There was a knell in the words. They were the epitaph of their life together.

"I think," he said, "that, if we were so foolish as to tot up the gains on either side, mine would be the greater."

Again she pressed his hand.

"I'm not a bit like Josephine really, am I?"

"My dear child." He was very near tears. "My dear child, not a bit."

So he left her.

What was she afraid of? His judgment of her? That had come up as a dark rain-heavy cloud. But it had passed without shedding its waters. Now, yielding to the tenderness and pity she had just roused in him, he was led to an inly knowledge of her. She was afraid of her love, afraid of her own devouring absorption in it. (Something of the kind he had known himself, in early days with her.) So she clung to material things, to the existence they had together builded, to his own proven kindness, and, as she clung, only the fiercer burned the flame within her, flickering destruction to everything she cherished. Sooner or later she must yield. He saw that, but also he knew that to precipitate the severance might be forever to condemn her to her dread, so that she would be withered with it. But if, of her own despair, or fierce ecstasy, or sudden illumination of the inmost friendliness of what she feared, came surrender, then would she win through to the ways of brightness, and be mistress of her own life and love. He had passed his own alternative, an easy choice; he could see on to hers, a more grinding test. He shuddered for her, and, knowing its peril, made no move to help.

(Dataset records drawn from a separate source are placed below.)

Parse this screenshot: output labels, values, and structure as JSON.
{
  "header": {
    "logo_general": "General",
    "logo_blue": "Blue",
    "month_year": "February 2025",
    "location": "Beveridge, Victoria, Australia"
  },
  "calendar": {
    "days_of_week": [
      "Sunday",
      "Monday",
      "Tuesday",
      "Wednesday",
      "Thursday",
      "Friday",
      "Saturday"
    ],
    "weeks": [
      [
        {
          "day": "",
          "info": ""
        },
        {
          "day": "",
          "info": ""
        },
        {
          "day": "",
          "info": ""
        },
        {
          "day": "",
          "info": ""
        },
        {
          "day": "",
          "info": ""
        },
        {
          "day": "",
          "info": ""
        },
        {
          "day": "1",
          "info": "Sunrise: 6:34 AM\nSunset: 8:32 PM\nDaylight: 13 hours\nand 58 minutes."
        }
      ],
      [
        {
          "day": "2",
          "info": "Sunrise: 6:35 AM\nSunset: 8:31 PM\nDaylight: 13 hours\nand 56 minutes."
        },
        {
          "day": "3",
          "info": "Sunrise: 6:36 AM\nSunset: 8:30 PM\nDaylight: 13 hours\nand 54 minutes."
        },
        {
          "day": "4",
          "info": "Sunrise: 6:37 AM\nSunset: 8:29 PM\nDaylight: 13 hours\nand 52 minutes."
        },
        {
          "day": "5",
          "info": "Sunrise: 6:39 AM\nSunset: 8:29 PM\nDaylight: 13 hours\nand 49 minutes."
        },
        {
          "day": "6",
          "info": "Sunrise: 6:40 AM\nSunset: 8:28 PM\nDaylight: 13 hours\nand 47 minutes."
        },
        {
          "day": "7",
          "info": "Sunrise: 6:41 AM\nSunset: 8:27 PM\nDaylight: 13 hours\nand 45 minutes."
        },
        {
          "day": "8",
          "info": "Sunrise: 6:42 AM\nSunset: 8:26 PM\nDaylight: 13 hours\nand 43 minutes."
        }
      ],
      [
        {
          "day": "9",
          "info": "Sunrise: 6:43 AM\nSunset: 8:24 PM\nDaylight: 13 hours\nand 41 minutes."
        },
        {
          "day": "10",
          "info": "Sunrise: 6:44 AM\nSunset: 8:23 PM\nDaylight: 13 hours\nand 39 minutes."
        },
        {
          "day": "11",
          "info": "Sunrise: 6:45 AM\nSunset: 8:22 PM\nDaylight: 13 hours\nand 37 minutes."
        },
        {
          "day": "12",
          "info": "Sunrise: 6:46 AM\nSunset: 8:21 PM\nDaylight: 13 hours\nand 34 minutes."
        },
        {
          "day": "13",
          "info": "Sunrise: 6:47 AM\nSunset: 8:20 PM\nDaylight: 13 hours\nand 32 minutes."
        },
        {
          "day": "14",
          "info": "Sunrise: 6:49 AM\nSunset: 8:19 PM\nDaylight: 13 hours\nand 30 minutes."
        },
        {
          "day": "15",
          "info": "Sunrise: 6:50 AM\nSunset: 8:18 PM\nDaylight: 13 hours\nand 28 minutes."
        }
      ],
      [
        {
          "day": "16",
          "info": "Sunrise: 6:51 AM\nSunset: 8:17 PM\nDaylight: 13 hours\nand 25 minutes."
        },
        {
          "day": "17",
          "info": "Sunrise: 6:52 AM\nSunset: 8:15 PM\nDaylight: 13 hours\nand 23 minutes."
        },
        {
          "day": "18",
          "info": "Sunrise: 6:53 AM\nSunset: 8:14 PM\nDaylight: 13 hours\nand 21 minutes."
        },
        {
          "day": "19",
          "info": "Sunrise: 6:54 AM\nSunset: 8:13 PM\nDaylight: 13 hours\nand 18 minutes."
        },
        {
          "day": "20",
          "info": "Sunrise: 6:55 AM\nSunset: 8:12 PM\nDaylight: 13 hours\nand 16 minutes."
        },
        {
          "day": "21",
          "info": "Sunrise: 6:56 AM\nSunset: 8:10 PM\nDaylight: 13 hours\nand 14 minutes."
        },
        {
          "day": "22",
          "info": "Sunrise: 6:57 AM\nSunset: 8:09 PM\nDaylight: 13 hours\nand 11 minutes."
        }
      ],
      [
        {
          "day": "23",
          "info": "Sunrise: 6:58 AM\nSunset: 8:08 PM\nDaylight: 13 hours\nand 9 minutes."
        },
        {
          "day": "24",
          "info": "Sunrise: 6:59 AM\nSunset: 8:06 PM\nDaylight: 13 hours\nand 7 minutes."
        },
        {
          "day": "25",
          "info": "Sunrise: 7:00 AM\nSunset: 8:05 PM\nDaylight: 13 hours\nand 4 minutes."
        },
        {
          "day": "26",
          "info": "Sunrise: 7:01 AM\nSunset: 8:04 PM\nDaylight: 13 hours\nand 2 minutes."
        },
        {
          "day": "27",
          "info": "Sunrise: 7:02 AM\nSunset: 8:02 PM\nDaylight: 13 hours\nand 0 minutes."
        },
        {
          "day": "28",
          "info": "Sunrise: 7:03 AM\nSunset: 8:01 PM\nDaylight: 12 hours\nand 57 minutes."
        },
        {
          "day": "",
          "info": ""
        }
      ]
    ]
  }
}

Often he would absent himself from the chambers for days together. The atmosphere was too explosive, the strain too great. She would see him to the door and kiss his cheek, and her eyes would say:

"Perhaps I shall be gone when you come back. You understand?"

And he would turn his eyes away because they said too much.

But she did not go.

For many weeks she did not see her lover. Old Mole knew that because she was home earlier from the theater and was rarely out in the afternoon, and spent much time in writing--she who could never write without an effort--letters, the charred fragments of which he found in the hearth. Then she was restless and frantically busy:

Ruefully he would think:

"Idiots! They are trying to give it up for me."